Here's how: First, people who receive employer-based health insurance do not pay taxes on its cost. Second, employers deduct the cost of the policies as a business expense.

As the fiscal cliff approaches, some policy wonks are saying the U.S. can't afford that tax break any more.

As Julie Appleby reports for Kaiser Health News, it's the largest cost to the U.S. Treasury, "an estimated $246 billion annually, according to Congress’ Joint Committee on Taxation, dwarfing the second-largest break, the mortgage interest deduction, which costs an estimated $98 billion."

That is a lot of money.

Sponsored

Appleby quotes G. William Hoagland of the Bipartisan Policy Center. He spoke Thursday at a conference sponsored by the Employee Benefit Research Institute. “There’s no way on God’s green earth," he said "that we will not see that exclusion on the table."

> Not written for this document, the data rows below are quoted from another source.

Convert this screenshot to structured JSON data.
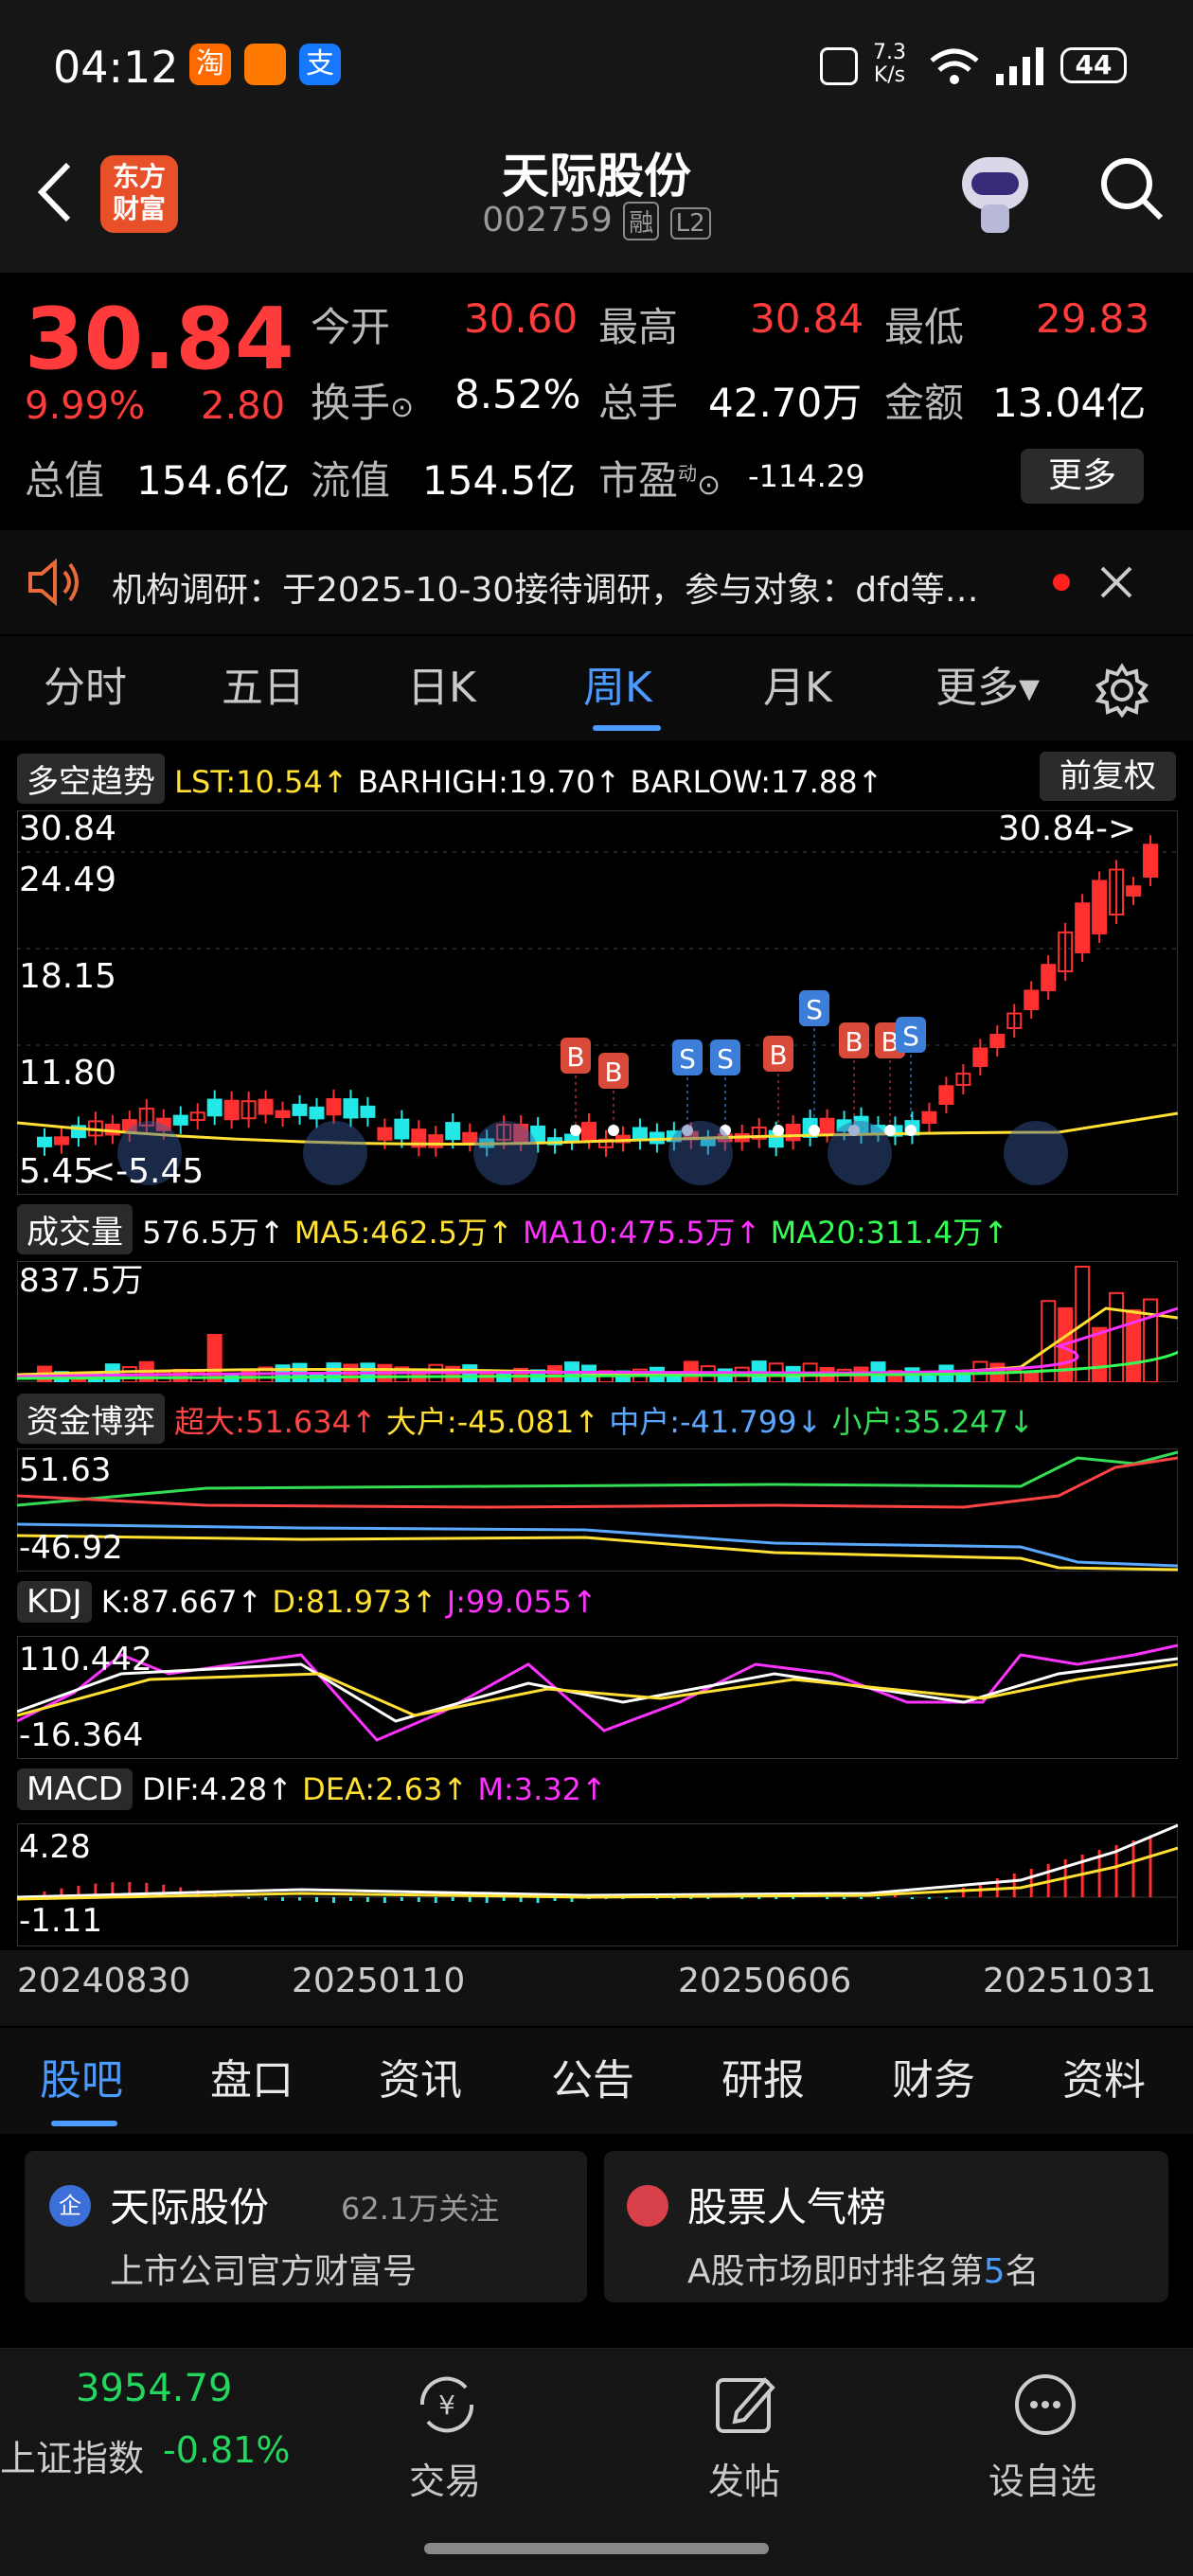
{
  "status_bar": {
    "time": "04:12",
    "app_icons": [
      "淘",
      "支"
    ],
    "speed": "7.3\nK/s",
    "speed_line1": "7.3",
    "speed_line2": "K/s",
    "battery": "44"
  },
  "header": {
    "title": "天际股份",
    "code": "002759",
    "badge_margin": "融",
    "badge_l2": "L2",
    "logo_line1": "东方",
    "logo_line2": "财富"
  },
  "quote": {
    "price": "30.84",
    "change_pct": "9.99%",
    "change": "2.80",
    "open_label": "今开",
    "open": "30.60",
    "high_label": "最高",
    "high": "30.84",
    "low_label": "最低",
    "low": "29.83",
    "turnover_label": "换手",
    "turnover": "8.52%",
    "volume_label": "总手",
    "volume": "42.70万",
    "amount_label": "金额",
    "amount": "13.04亿",
    "mktcap_label": "总值",
    "mktcap": "154.6亿",
    "float_label": "流值",
    "float": "154.5亿",
    "pe_label": "市盈",
    "pe_sup": "动",
    "pe": "-114.29",
    "more_button": "更多"
  },
  "notice": {
    "text": "机构调研：于2025-10-30接待调研，参与对象：dfd等…"
  },
  "chart_tabs": [
    "分时",
    "五日",
    "日K",
    "周K",
    "月K",
    "更多▾"
  ],
  "active_tab": "周K",
  "kline": {
    "indicator": "多空趋势",
    "values": [
      {
        "text": "LST:10.54↑",
        "color": "#ffe033"
      },
      {
        "text": "BARHIGH:19.70↑",
        "color": "#ffffff"
      },
      {
        "text": "BARLOW:17.88↑",
        "color": "#ffffff"
      }
    ],
    "adjust_button": "前复权",
    "axis": [
      "30.84",
      "24.49",
      "18.15",
      "11.80",
      "5.45"
    ],
    "low_marker": "<-5.45",
    "high_marker": "30.84->",
    "signals": [
      {
        "type": "B"
      },
      {
        "type": "B"
      },
      {
        "type": "S"
      },
      {
        "type": "S"
      },
      {
        "type": "B"
      },
      {
        "type": "S"
      },
      {
        "type": "B"
      },
      {
        "type": "B"
      },
      {
        "type": "S"
      }
    ]
  },
  "volume": {
    "indicator": "成交量",
    "values": [
      {
        "text": "576.5万↑",
        "color": "#ffffff"
      },
      {
        "text": "MA5:462.5万↑",
        "color": "#ffe033"
      },
      {
        "text": "MA10:475.5万↑",
        "color": "#ff33ff"
      },
      {
        "text": "MA20:311.4万↑",
        "color": "#33ff55"
      }
    ],
    "axis_top": "837.5万"
  },
  "capital": {
    "indicator": "资金博弈",
    "values": [
      {
        "text": "超大:51.634↑",
        "color": "#ff4444"
      },
      {
        "text": "大户:-45.081↑",
        "color": "#ffe033"
      },
      {
        "text": "中户:-41.799↓",
        "color": "#5aa8ff"
      },
      {
        "text": "小户:35.247↓",
        "color": "#33dd55"
      }
    ],
    "axis": [
      "51.63",
      "-46.92"
    ]
  },
  "kdj": {
    "indicator": "KDJ",
    "values": [
      {
        "text": "K:87.667↑",
        "color": "#ffffff"
      },
      {
        "text": "D:81.973↑",
        "color": "#ffe033"
      },
      {
        "text": "J:99.055↑",
        "color": "#ff33ff"
      }
    ],
    "axis": [
      "110.442",
      "-16.364"
    ]
  },
  "macd": {
    "indicator": "MACD",
    "values": [
      {
        "text": "DIF:4.28↑",
        "color": "#ffffff"
      },
      {
        "text": "DEA:2.63↑",
        "color": "#ffe033"
      },
      {
        "text": "M:3.32↑",
        "color": "#ff33ff"
      }
    ],
    "axis": [
      "4.28",
      "-1.11"
    ]
  },
  "x_dates": [
    "20240830",
    "20250110",
    "20250606",
    "20251031"
  ],
  "bottom_tabs": [
    "股吧",
    "盘口",
    "资讯",
    "公告",
    "研报",
    "财务",
    "资料"
  ],
  "cards": [
    {
      "title": "天际股份",
      "meta": "62.1万关注",
      "sub": "上市公司官方财富号"
    },
    {
      "title": "股票人气榜",
      "sub_pre": "A股市场即时排名第",
      "sub_num": "5",
      "sub_post": "名"
    }
  ],
  "footer": {
    "index_value": "3954.79",
    "index_name": "上证指数",
    "index_change": "-0.81%",
    "trade": "交易",
    "post": "发帖",
    "watchlist": "设自选"
  },
  "colors": {
    "up": "#ff3b3b",
    "down": "#22d65e",
    "accent": "#3d8bff"
  }
}
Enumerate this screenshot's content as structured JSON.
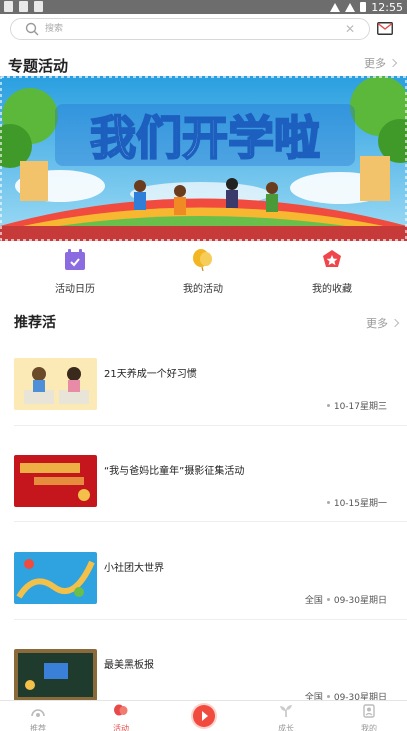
{
  "status_bar": {
    "time": "12:55"
  },
  "search": {
    "placeholder": "搜索"
  },
  "featured": {
    "title": "专题活动",
    "more": "更多",
    "banner_text": "我们开学啦"
  },
  "quick_links": [
    {
      "label": "活动日历",
      "icon": "calendar-icon"
    },
    {
      "label": "我的活动",
      "icon": "balloon-icon"
    },
    {
      "label": "我的收藏",
      "icon": "star-icon"
    }
  ],
  "recommended": {
    "title": "推荐活",
    "more": "更多",
    "items": [
      {
        "title": "21天养成一个好习惯",
        "location": "",
        "date": "10-17星期三"
      },
      {
        "title": "“我与爸妈比童年”摄影征集活动",
        "location": "",
        "date": "10-15星期一"
      },
      {
        "title": "小社团大世界",
        "location": "全国",
        "date": "09-30星期日"
      },
      {
        "title": "最美黑板报",
        "location": "全国",
        "date": "09-30星期日"
      }
    ]
  },
  "bottom_nav": [
    {
      "label": "推荐",
      "icon": "recommend-icon",
      "active": false
    },
    {
      "label": "活动",
      "icon": "balloon-icon",
      "active": true
    },
    {
      "label": "",
      "icon": "play-icon",
      "active": false
    },
    {
      "label": "成长",
      "icon": "sprout-icon",
      "active": false
    },
    {
      "label": "我的",
      "icon": "profile-icon",
      "active": false
    }
  ],
  "colors": {
    "accent": "#e84a4a",
    "calendar": "#8b6be0",
    "balloon": "#f3b623",
    "star": "#f0454b"
  }
}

Of course, ditching the exclusion would be "wildly unpopular" among voters.

The calculus of ending the tax exclusion has changed since passage of the Affordable Care Act, as Appleby explains:

Even if employers were still be able to deduct the cost of paying for health insurance as a business expense, some might drop health coverage if they thought workers valued the benefit less because now had to pay taxes on it.

“In the past, before the federal Affordable Care Act, it was assumed that (changing) the tax exclusion would increase the number of uninsured,” said Hoagland, a former staff director of the Senate Budget Committee and senior vice president at insurer CIGNA. “I would argue that (concern) now goes away,” because the health law provides subsidies to help lower income Americans buy coverage.

At least a few lawmakers might regard changing the tax exclusion as politically easier than reducing payments to hospitals and other medical providers, said Steve Wojcik, a vice president of public policy at the National Business Group on Health, who was also on the panel.

Some economists think that reducing or eliminating the tax exclusion would slow spending on health care because it would prompt employers to choose less generous insurance plans that cost less. Others say the savings would be small. Several attempts to revise or cap the exclusion have failed in the past two decades.